In such raids most vendors are able to flee with their goods without much problem. We see this ability to pack and go just about everywhere, from the hawkers at intersections to vendors on pavements.
Arrests are rare in these raids. The laws being broken are municipal by-laws, rather than defined criminal acts, so the police, probably correctly, feel that it would be very heavy handed to arrest swathes of people who will end up paying minute deposit fines, but on Wednesday things got worse. As the news of the raid spread rapidly down the street, most vendors did their usual vanishing act.
A group of young men selling pirated CDs, and DVDs down Nelson Mandela Avenue decided to resist police pressure to pack up and go. They felt they had safety in numbers.
Police reinforcements were called in. Things calmed a bit and then that same group of vendors started pushing again, while their wiser colleagues drifted away and joined the shoppers, so the police used tear gas, the violent group threw stones and violent men were arrested.
The violence tends to overshadow what the final result was.
As usual with such raids the vendors vanished. When police and municipal officials left they started drifting back, and within an hour most were in business again.
Raids do not seem to be the solution, and we once again urge the city council to think creatively. It is unlikely that the police can keep huge teams in First Street to enforce minor by-laws with a riot squad on standby in case vendors resist. Nothing else will answer, at least at the moment.
Just about everyone agrees that Harare city centre has moved down market over the past decade or two; the Kopje has spread east, as it were.
But the vendors are just part of the problem. There are no more than a couple of dozen in First Street, certainly once we exclude the newspaper sellers and those women who sell shopping bags outside supermarkets, a necessary service.
First Street itself is badly rundown. The brick sets are cracked and crumbling, the flower-beds are empty and dilapidated, the drains are bunged up with take-away garbage, the rubbish bins are a disgrace and the benches are rubble.
The city council needs a holistic approach to restoring the mall, and must involve both the owners and tenants of the shops along the mall, and near it, and the vendors in the area. For a start, we agree that vendors and hawkers blocking pavements are not really in keeping with an upmarket shopping street but obviously they offer something that the shops in the area do not, otherwise they would not come there. Shoppers seem to need them.

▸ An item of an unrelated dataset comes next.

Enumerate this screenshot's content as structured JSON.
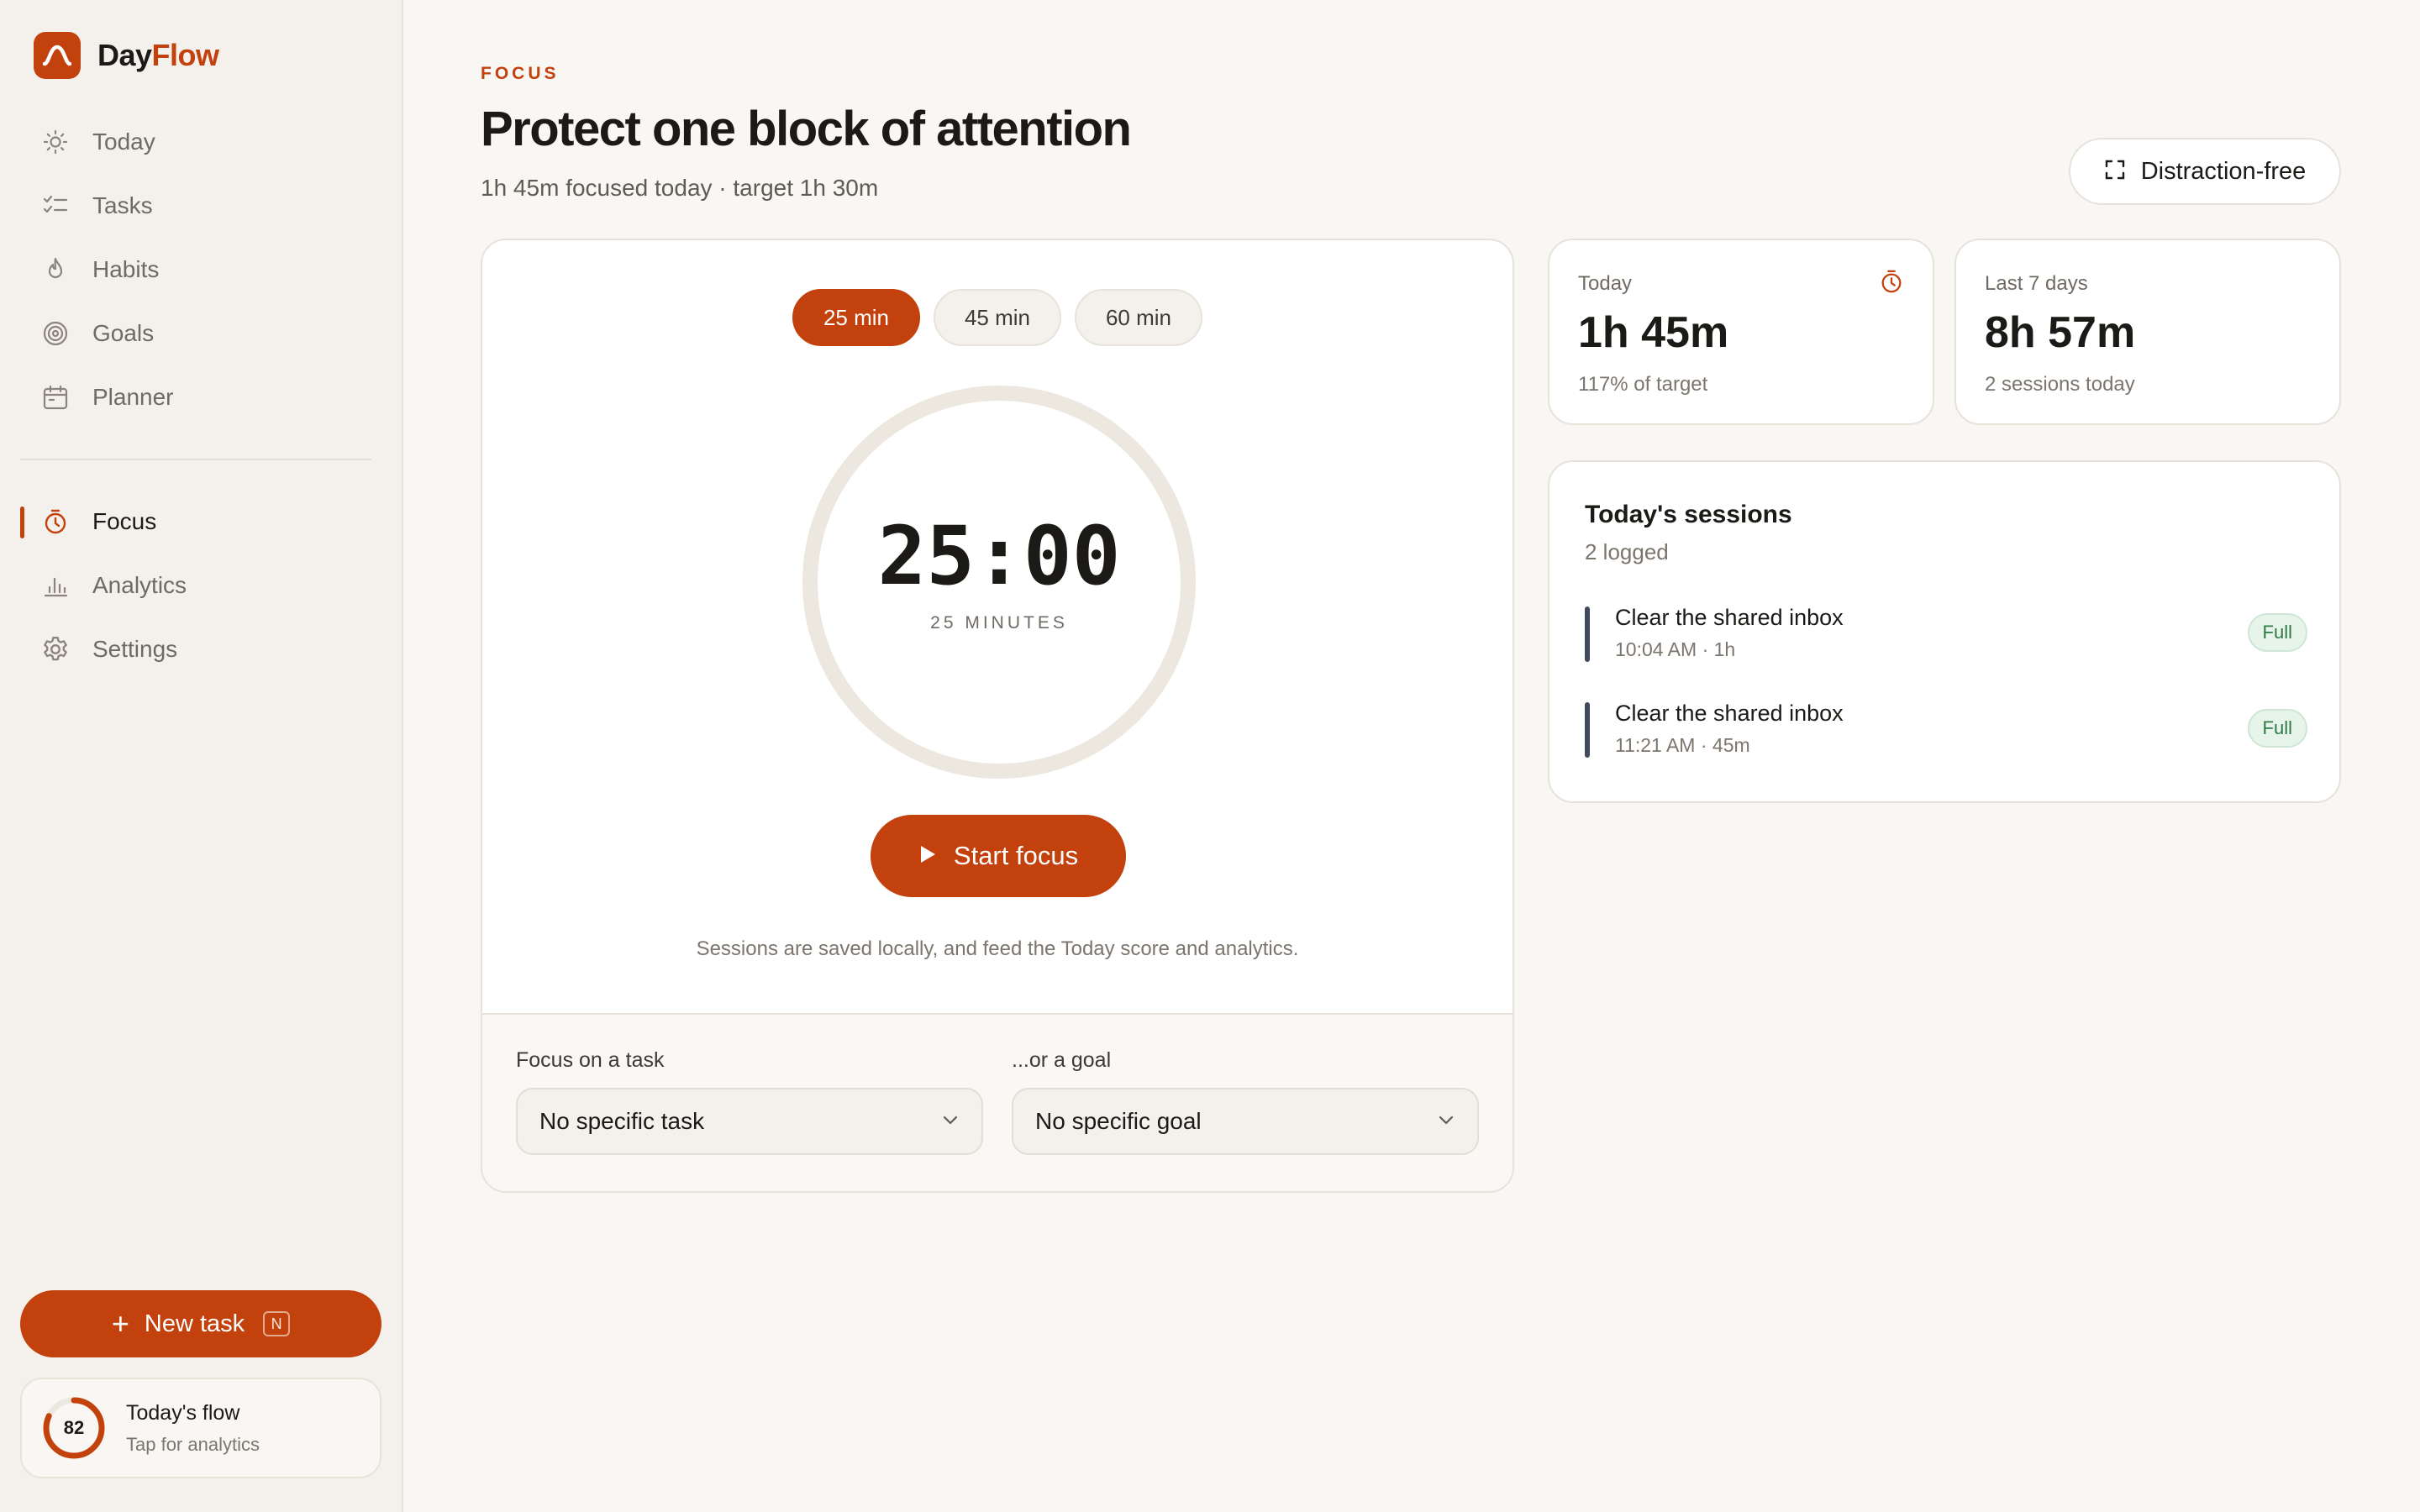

The council needs to think about this and there is a solution. In two shopping areas, Avondale and Downtown, there are large private markets, that large concrete structure turned into a flea market in the suburb and the giant Gulf Market, with facilities from the cupboard shop for the starter vendor to large shops on the street, around Market Square.
Several points need to be noted about these private markets. Both have facilities for the sort of person now vending in First Street, and both offer upgrades as those vendors acquire more capital and boost their business.
Both are clean and crime free. Both are well-run. And both are considered an advantage to the larger shops in their areas, rather than a nuisance, as they attract a lot of shoppers into these areas.
So we need something similar for the First Street area. Private owners of land and buildings on or very near First Street need to be invited to come up with proposals for one or two flea markets, properly run, that can be used by the present vendors. The vendors in turn must accept that they should use these markets, not the streets.
Newspaper companies need to be invited to erect small booths near each intersection, similar to but perhaps smaller, than the two already in the mall.
the mall needs to be rebuilt and redeveloped; brick paving and flowers are not that expensive. While this is going on the city council can station staff in the mall to ensure that no new vendors move in; arresting one sneaking in is a lot more effective than intermittent raids once they are established.
The city council can also plan for weekly markets in the mall, perhaps on Saturday afternoons when the banks and department stores that line so much of the mall close. If very upmarket Borrowdale can do this, we do not see why First Street cannot have the same, but with proper tables not cardboard boxes.
Harare needs a vibrant, active city centre, open at least 10 hours a day, six days a week.
There is a place for the vendor and the giant department store in such a mix, but it needs management and more importantly a management that is responsive to the needs of shoppers, as well as those who sell to them.